Several high-ranking members of the Peoples Democratic Party (PDP) ditched Nigeria’s ruling party Wednesday for the All Progressives Congress (APC) just three days before the gubernatorial elections were slated to commence, a Nigerian newspaper said. The defections were the latest in a viral trend of Nigerian politicians across the country moving to join the opposition party less than two weeks after APC candidate Muhammadu Buhari was elected president.
The wave of defections led Nigerian Senate President David Mark and his deputy, Ike Ekwewremadu, to issue statements this week reassuring PDP members they would be the “last men standing” for the ruling party, the Guardian newspaper in Nigeria reported Thursday. Niger state Gov. Mu’azu Babangida Aliyu said the PDP defectors lack political ideology. “I would rather resign from politics than defect,” Aliyu told the Guardian. “Those defecting from the PDP, based on the outcome of the presidential and national assembly elections, lack principles of integrity and morality. They are indeed stomach politicians.”
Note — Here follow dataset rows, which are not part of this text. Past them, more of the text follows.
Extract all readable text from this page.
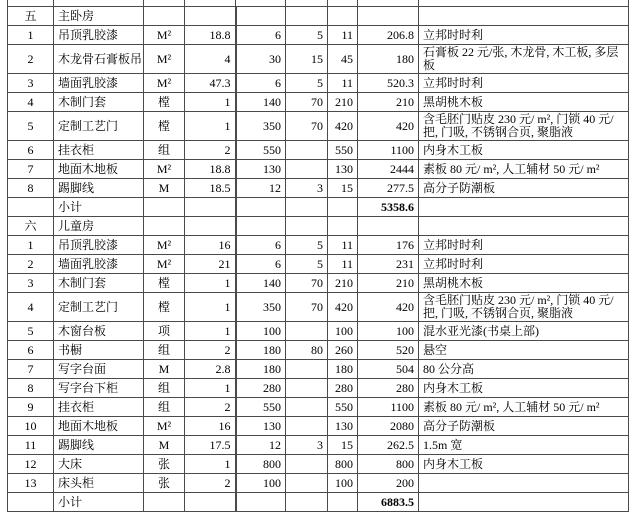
五	主卧房							
1	吊顶乳胶漆	M²	18.8	6	5	11	206.8	立邦时时利
2	木龙骨石膏板吊	M²	4	30	15	45	180	石膏板 22 元/张, 木龙骨, 木工板, 多层板
3	墙面乳胶漆	M²	47.3	6	5	11	520.3	立邦时时利
4	木制门套	樘	1	140	70	210	210	黑胡桃木板
5	定制工艺门	樘	1	350	70	420	420	含毛胚门贴皮 230 元/ m², 门锁 40 元/把, 门吸, 不锈钢合页, 聚脂液
6	挂衣柜	组	2	550		550	1100	内身木工板
7	地面木地板	M²	18.8	130		130	2444	素板 80 元/ m², 人工辅材 50 元/ m²
8	踢脚线	M	18.5	12	3	15	277.5	高分子防潮板
	小计						5358.6	
六	儿童房							
1	吊顶乳胶漆	M²	16	6	5	11	176	立邦时时利
2	墙面乳胶漆	M²	21	6	5	11	231	立邦时时利
3	木制门套	樘	1	140	70	210	210	黑胡桃木板
4	定制工艺门	樘	1	350	70	420	420	含毛胚门贴皮 230 元/ m², 门锁 40 元/把, 门吸, 不锈钢合页, 聚脂液
5	木窗台板	项	1	100		100	100	混水亚光漆(书桌上部)
6	书橱	组	2	180	80	260	520	悬空
7	写字台面	M	2.8	180		180	504	80 公分高
8	写字台下柜	组	1	280		280	280	内身木工板
9	挂衣柜	组	2	550		550	1100	素板 80 元/ m², 人工辅材 50 元/ m²
10	地面木地板	M²	16	130		130	2080	高分子防潮板
11	踢脚线	M	17.5	12	3	15	262.5	1.5m 宽
12	大床	张	1	800		800	800	内身木工板
13	床头柜	张	2	100		100	200	
	小计						6883.5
Olusola Oke, former national legal adviser of the PDP and gubernatorial candidate of the 2012 election in Ondo state, led a group of old members from his south senatorial district to join the APC on Wednesday. “I resisted the wind of change that was blowing, until it was almost trying to blow me out. Now, I have surrendered,” Oke told the Guardian. “I have come over not because the PDP lost election. I have come over because the wind of change that is blowing across Nigera must blow in Ondo state.”
Over 100 PDP members in Gombe state have deserted the PDP in the last two weeks. Dozens of party members in Oyo, Kwara, Edo and Katsina states have also decamped to the APC, the Guardian said. The viral defections have aggravated fears that the PDP will collapse and Nigeria will become a near-one party state, after years of lacking a viable opposition in the political landscape. The APC was formed in 2013 by four opposition parties that merged to knock the PDP from its 16-year rule.